June 30, 2026
NERD
I’ve been watching a TV show “Mr. Robot” since last week, and it’s my second time I’m watching this show. I love this show, this show…

By Muhammad Bilal
3 min read
I've been watching a TV show "Mr. Robot" since last week, and it's my second time I'm watching this show. I love this show, this show inspires me, motivates me, encourages me. I feel connected to this show, like Elliot, I find myself to be an introvert too. I hate to argue with people, I live in my own world, and just like Elliot I'm interested in cybersecurity.
There is a scene in Mr. Robot where Elliot hacks Michael Hansen _(Elliot's Psychiatrist Dr. Krista Gordon's Boyfriend). F_or that, Elliot run a script to generate password wordlist, that triggered me. When first time I watched this, it was totally entertainment but this time when I'm learning python, it hit me that how can I build my own tool to generate wordlist based on user information? When I did little bit research there are also many tools available on Github, and most famous tool is CUPP. It's a mature and well-known tool, but instead of using existing tool I tried to create my own version.
I spend entire month on practicing python, at start I created small scripts basic recon simulator, port scanner, firewall simulator and many others. But this time I challenged myself to think out of the box and build my own version of CUPP. A tool that generate password based on user provided information.

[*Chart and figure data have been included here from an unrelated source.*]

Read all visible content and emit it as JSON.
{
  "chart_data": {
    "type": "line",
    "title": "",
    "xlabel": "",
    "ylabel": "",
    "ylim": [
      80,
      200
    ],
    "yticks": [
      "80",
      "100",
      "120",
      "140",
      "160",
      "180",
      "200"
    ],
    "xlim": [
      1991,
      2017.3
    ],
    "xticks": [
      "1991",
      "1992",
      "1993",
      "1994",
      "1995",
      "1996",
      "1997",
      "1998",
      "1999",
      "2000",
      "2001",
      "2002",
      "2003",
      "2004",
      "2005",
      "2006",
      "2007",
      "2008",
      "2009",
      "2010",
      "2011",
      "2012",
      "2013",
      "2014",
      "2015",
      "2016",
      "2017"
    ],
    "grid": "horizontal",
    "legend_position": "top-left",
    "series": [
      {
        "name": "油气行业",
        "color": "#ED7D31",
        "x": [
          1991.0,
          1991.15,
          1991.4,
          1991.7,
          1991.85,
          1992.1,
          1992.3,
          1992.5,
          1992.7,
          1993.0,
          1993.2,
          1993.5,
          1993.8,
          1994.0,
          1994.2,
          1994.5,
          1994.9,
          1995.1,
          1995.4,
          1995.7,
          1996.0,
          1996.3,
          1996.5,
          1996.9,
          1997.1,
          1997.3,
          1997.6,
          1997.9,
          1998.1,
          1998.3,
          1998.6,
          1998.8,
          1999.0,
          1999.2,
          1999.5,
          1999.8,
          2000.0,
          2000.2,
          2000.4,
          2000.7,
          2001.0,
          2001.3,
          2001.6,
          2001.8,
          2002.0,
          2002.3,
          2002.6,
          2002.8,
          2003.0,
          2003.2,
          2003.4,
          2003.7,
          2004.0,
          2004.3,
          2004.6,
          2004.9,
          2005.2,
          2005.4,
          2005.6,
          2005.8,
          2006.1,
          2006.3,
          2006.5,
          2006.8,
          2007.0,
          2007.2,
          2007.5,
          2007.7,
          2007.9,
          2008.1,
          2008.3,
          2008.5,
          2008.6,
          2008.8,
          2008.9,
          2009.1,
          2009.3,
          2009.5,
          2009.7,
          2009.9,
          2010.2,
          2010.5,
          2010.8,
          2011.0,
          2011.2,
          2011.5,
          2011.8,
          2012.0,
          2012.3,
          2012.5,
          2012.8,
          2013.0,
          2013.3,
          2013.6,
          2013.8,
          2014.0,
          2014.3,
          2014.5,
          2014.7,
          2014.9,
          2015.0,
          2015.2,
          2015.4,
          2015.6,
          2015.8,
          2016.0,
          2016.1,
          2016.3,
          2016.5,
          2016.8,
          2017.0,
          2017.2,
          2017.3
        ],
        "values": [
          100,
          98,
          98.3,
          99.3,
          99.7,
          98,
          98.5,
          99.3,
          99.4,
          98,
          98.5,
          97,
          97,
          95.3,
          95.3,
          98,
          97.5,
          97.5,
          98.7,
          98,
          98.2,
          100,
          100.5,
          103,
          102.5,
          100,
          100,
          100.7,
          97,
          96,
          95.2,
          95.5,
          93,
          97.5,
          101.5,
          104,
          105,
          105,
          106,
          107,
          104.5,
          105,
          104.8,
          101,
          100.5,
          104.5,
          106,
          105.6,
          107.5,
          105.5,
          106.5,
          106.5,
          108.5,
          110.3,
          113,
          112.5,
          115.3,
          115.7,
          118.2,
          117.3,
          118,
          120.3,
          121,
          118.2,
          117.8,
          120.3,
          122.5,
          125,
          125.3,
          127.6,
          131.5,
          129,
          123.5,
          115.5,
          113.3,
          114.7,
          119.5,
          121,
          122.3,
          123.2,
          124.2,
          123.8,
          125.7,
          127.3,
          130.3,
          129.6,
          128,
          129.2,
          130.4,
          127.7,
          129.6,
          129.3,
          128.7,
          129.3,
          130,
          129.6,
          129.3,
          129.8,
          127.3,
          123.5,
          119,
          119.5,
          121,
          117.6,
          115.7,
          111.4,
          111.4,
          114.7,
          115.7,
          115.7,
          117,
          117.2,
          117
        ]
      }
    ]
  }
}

On 24 June 2026, I started programming my tool. I spend almost two days on building the blueprint of tool, there are a lot of questions which blowing up my head like how user interact with this? how will this tool respond? how will this generate password? how will password combination works? how will it save password? and many others. I failed a lot, faced too many errors, I never ever face errors like I face this time.
After spending two days and a lot of failure I finally see some success in my mission. The tool started to generate basic combination. Now times come to go hard on it, I started to research, read documentation, articles and program my tool. Today finally I completed version 1.0 of the tool.

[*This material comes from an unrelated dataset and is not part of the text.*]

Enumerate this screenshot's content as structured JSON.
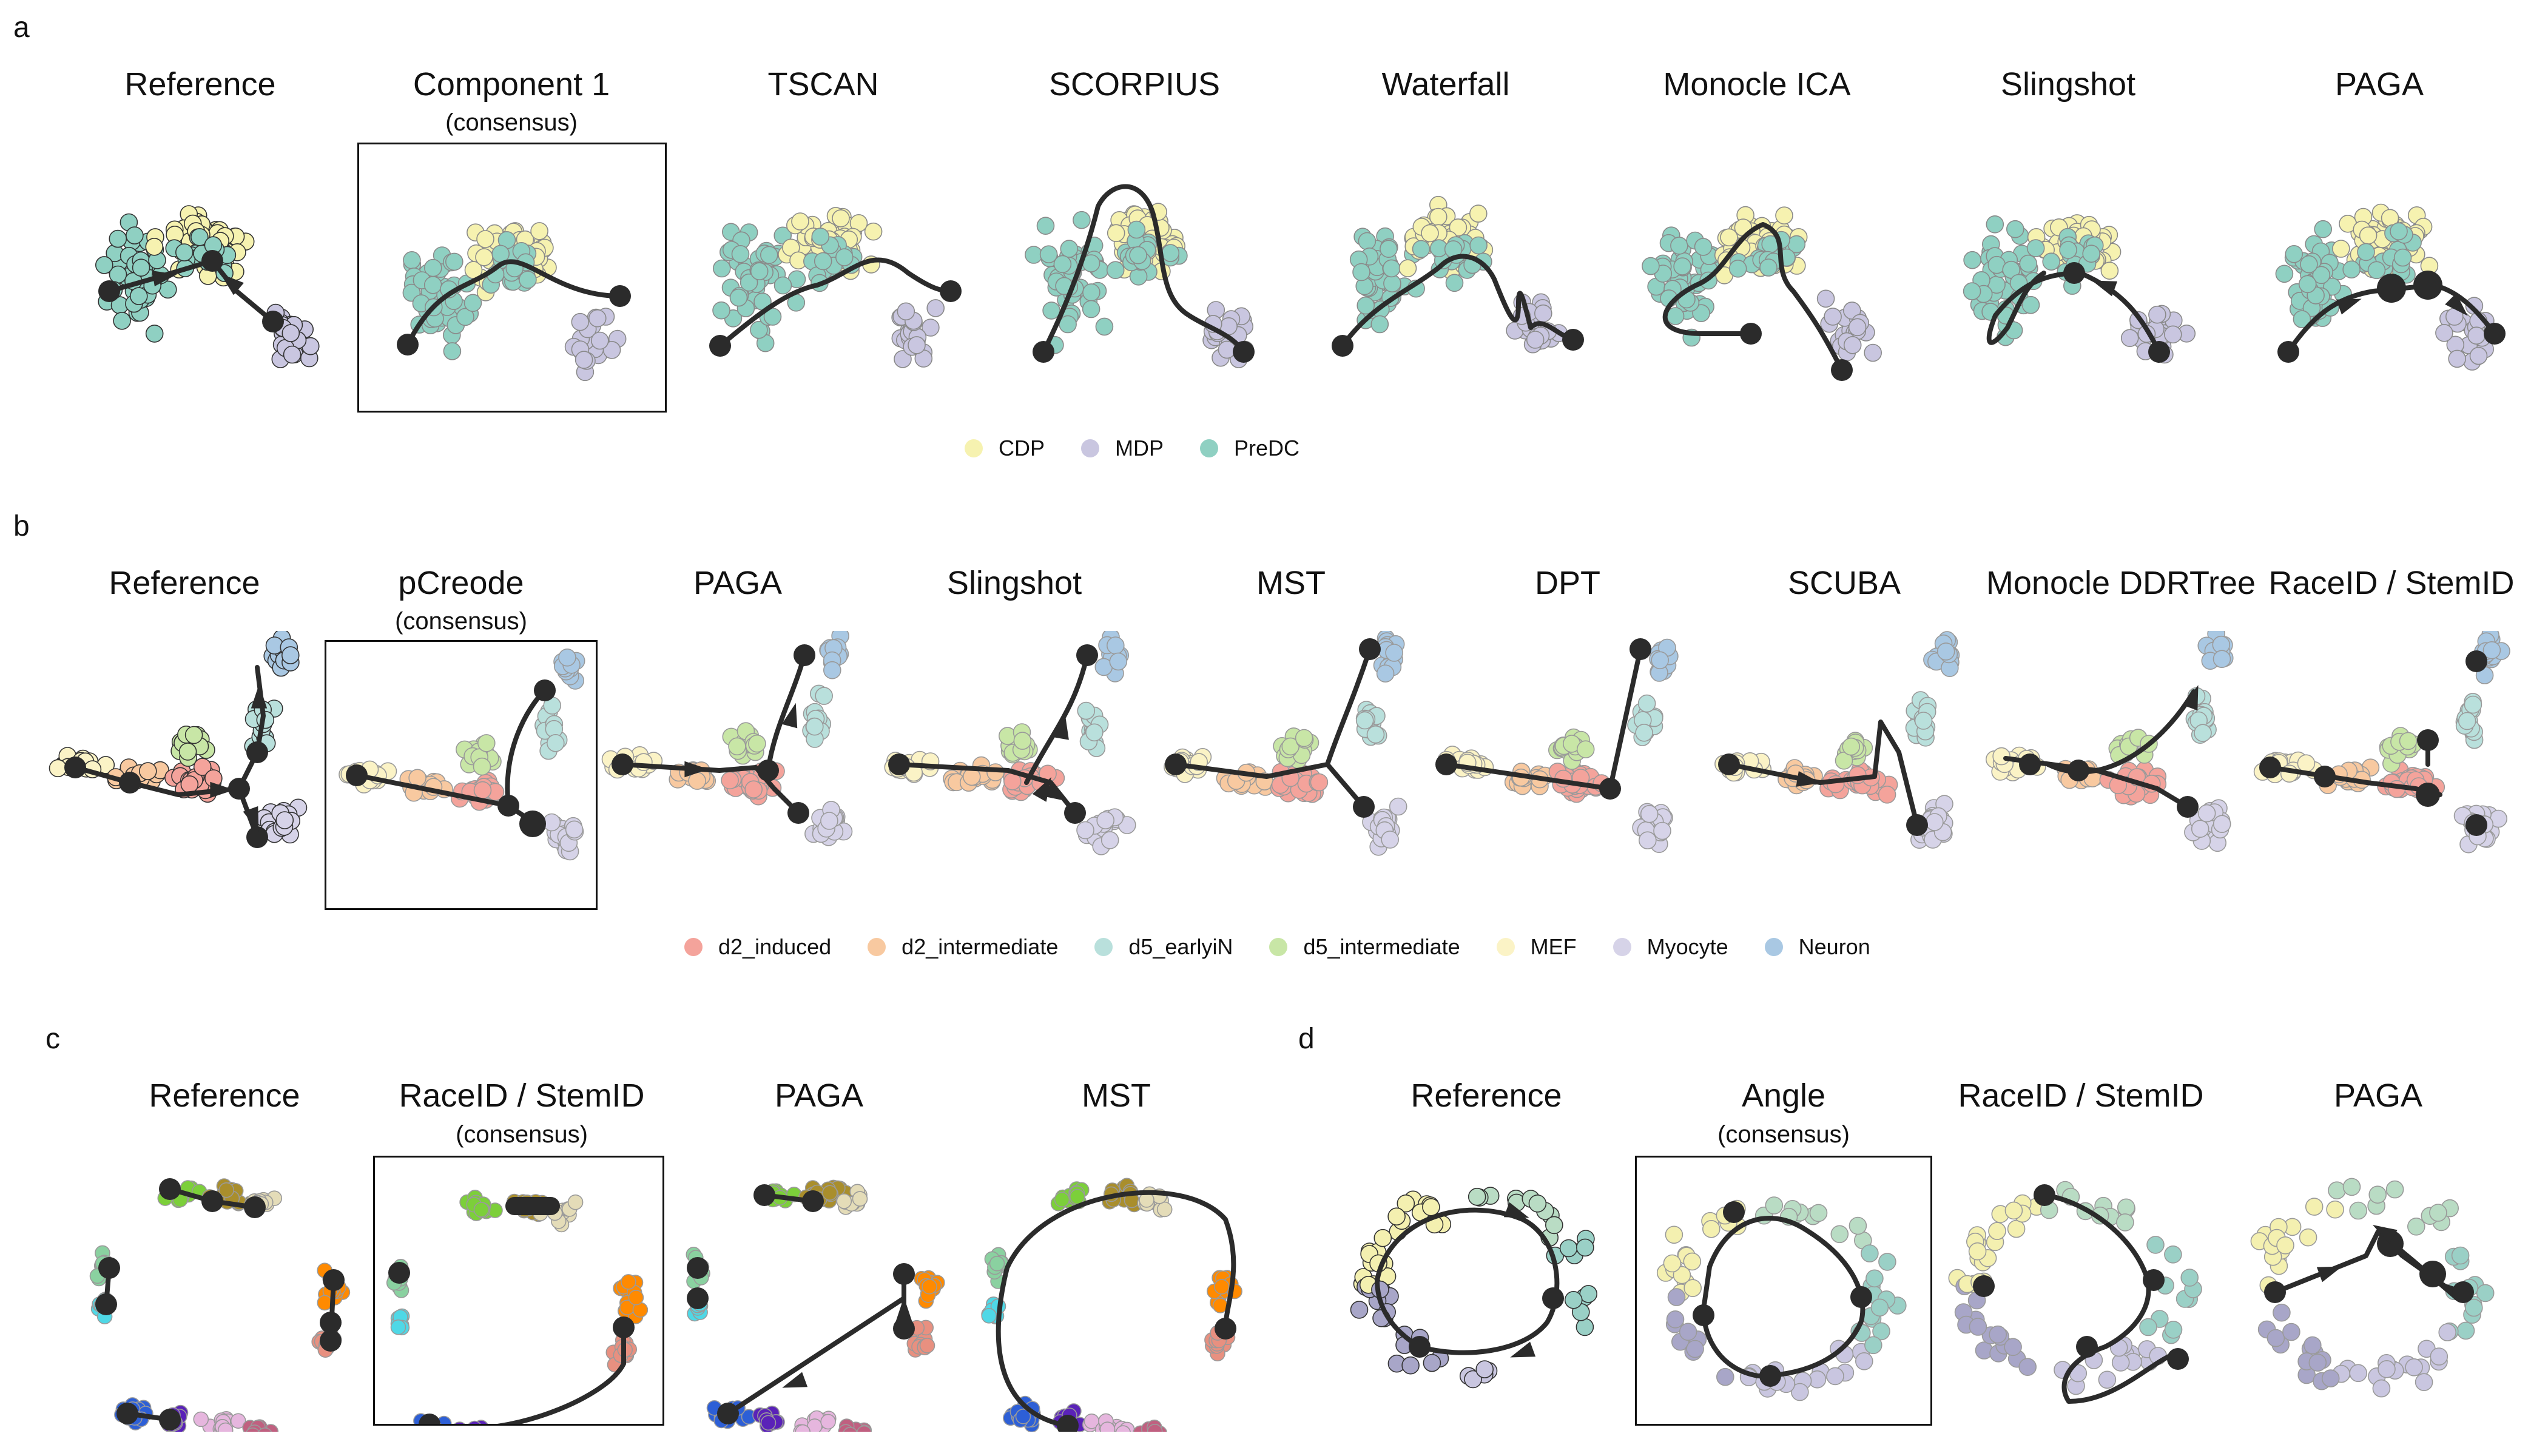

I discuss idea of tool with my friend and he called me "nerd", he say when there are many tools already exist then why need to create new. But my thinking is to enhance my python skills and understand the workflow through creating not just using someone else tool. So I named this tool "NERD" based on my friend's opinion of me. You can find the source code on Github if you're curious.
Version 1 is basic, it asked user information (first name, last name, nick name, date of birth, mobile number, country, city, pet name, partner name, child name, and anything extra favorite movies or shows or ID number) and based on this information, the tool performs. First, the tool create different variations (lowercase, uppercase, capitalize) of important fields like first name, last name, nick name, pet name.

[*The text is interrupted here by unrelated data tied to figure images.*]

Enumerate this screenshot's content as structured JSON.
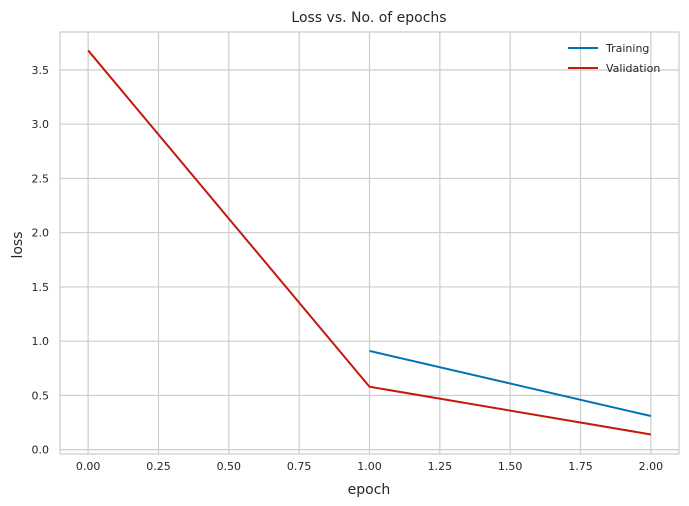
{
  "chart_data": {
    "type": "line",
    "title": "Loss vs. No. of epochs",
    "xlabel": "epoch",
    "ylabel": "loss",
    "xlim": [
      -0.1,
      2.1
    ],
    "ylim": [
      -0.04,
      3.85
    ],
    "xticks": [
      0.0,
      0.25,
      0.5,
      0.75,
      1.0,
      1.25,
      1.5,
      1.75,
      2.0
    ],
    "xtick_labels": [
      "0.00",
      "0.25",
      "0.50",
      "0.75",
      "1.00",
      "1.25",
      "1.50",
      "1.75",
      "2.00"
    ],
    "yticks": [
      0.0,
      0.5,
      1.0,
      1.5,
      2.0,
      2.5,
      3.0,
      3.5
    ],
    "ytick_labels": [
      "0.0",
      "0.5",
      "1.0",
      "1.5",
      "2.0",
      "2.5",
      "3.0",
      "3.5"
    ],
    "grid": true,
    "legend_position": "top-right",
    "series": [
      {
        "name": "Training",
        "color": "#0072b2",
        "x": [
          1,
          2
        ],
        "values": [
          0.91,
          0.31
        ]
      },
      {
        "name": "Validation",
        "color": "#c41a0b",
        "x": [
          0,
          1,
          2
        ],
        "values": [
          3.68,
          0.58,
          0.14
        ]
      }
    ]
  }
}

After that it split important fields into prefixes like if first name is "Bilal" then it split into "B, Bi, Bil, Bila, Bilal) same for other important fields. Then the tool splits numbers (date of birth, mobile number, id number, social security number and other common numbers). After this tool add symbols and generate different combinations and store them in txt file.
For now tool is generating almost 200K+ password which is quite a lot, But this is just initial release, I'm continuously updating the code and trying that tool generate most accurate password and reduce the total numbers of passwords so it will become easier to figure out the right password. You can share your ideas to improve this tool at my email "heyyitswhite@gmail.com".
My goal was never to replace CUPP or claim that NERD is better. This entire process is just for learning new concepts and doing experiments. During this experiment I fight with bugs and error and actually that help, I have full control to try AI tools (Claude, ChatGPT, Gemini) which can create far better than what I built. But I did everything my own by following simple formula "Fail, Fix, Learn" and it worked I learned a lot through every design decision — from collecting user information and generating word variations to building password combinations, removing duplicates, prioritizing likely passwords, and organizing the output.
NERD is not the only tool that I've built. Before this, I've create several other tools and automation scripts (firewall simulator, recon simulator, keylogger, image compressor any many others). I'm documenting my journey in a github repository called PyVerse, where you can find files source code and resources from where I learn.
Version 1.0 is only the beginning, and I'm excited to keep improving it as I continue my journey toward becoming a penetration tester. If you have ideas, feedback or just want to say hello, I love to hear from you. Thanks for reading.